Another thing I did today was port my sound engine to ca65. I wrote my NES sound tutorials for the NESASM assembler. My tutorials are a continuation of another set of tutorials which use NESASM and I wanted to stay consistent. Plus most new nesdevers start with NESASM as it is very newbie-friendly.
My tutorial sound engine was an improvement over the one I had previously written in ca65, so I wanted to replace the old with the new. So I spent some time today porting my sound engine from NESASM to ca65. I was sure everything was going to break as soon as I got all the syntax converted. But it didn’t! Once I got it to assemble it worked perfectly on the first try! That was a relief.

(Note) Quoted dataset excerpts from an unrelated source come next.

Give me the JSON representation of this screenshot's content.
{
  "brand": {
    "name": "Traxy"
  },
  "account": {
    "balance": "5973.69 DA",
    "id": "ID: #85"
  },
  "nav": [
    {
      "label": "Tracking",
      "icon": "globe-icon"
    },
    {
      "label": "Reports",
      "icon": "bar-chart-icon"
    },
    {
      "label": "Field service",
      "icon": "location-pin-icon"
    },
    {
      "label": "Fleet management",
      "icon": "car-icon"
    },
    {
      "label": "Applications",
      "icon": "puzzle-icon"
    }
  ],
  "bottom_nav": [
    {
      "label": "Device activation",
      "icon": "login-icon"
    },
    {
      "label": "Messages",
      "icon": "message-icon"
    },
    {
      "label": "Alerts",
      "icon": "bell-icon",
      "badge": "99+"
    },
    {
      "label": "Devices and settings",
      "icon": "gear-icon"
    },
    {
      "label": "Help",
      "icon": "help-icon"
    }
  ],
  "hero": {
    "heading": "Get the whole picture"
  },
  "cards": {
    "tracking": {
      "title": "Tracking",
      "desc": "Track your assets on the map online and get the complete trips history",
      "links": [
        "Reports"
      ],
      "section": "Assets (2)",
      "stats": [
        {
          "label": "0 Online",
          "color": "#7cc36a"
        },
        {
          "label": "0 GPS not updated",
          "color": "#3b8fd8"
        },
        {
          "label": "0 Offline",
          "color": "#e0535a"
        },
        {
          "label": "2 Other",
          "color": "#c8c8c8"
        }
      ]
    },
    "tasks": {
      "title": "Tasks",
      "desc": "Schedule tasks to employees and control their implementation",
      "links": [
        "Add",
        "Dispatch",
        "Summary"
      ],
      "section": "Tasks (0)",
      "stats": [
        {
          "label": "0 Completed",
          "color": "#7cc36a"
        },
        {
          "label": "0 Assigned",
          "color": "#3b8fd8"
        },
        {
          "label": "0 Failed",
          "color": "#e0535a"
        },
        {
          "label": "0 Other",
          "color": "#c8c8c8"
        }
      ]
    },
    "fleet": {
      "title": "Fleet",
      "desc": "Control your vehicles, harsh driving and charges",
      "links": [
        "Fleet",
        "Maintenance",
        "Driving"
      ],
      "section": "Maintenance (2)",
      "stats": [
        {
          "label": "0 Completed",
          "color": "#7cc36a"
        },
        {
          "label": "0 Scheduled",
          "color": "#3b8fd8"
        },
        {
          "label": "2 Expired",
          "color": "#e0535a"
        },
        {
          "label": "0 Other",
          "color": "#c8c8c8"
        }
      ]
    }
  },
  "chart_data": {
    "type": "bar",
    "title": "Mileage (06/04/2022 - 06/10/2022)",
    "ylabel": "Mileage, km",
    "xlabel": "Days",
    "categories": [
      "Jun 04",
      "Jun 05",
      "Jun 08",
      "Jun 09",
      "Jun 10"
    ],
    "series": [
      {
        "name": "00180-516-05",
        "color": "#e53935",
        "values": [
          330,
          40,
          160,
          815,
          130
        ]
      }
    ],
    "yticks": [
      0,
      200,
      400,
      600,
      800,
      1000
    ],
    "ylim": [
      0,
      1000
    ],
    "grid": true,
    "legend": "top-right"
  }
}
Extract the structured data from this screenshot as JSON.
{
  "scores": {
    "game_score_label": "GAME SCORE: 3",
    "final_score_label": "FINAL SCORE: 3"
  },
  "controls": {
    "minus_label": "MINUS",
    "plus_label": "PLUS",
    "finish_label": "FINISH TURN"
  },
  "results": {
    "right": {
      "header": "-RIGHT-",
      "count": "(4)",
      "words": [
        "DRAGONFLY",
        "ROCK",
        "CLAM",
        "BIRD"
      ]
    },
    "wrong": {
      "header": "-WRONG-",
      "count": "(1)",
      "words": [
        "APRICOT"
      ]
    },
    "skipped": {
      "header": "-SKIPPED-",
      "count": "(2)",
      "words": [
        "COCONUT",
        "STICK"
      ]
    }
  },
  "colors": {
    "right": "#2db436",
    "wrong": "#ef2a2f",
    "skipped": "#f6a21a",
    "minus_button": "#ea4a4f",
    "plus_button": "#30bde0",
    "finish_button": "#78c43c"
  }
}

ca65 lets you define scopes. Scopes enable you to keep parts of your program hidden from the other parts of your program. It’s good to separate modules, especially in large programs, so that you don’t have variable conflicts and the like. These bugs are the hardest to trace in assembly language.
I didn’t use scopes before because I didn’t really know how. But I found a great thread on nesdev about ca65 scopes that told me how to do it, so I spent some time today separating my sound and controller reading modules from the main program. Everything feels much … cleaner now. Like washing your hands after working outside on a summer day. I can physically feel how much easier things are going to be in the future for me with scopes.
I bought an NES! Ordered it on Yahoo Auctions on Saturday and it arrived at my house on Sunday! All I need now is a PowerPak and I can start testing my programs on real hardware. I can’t wait!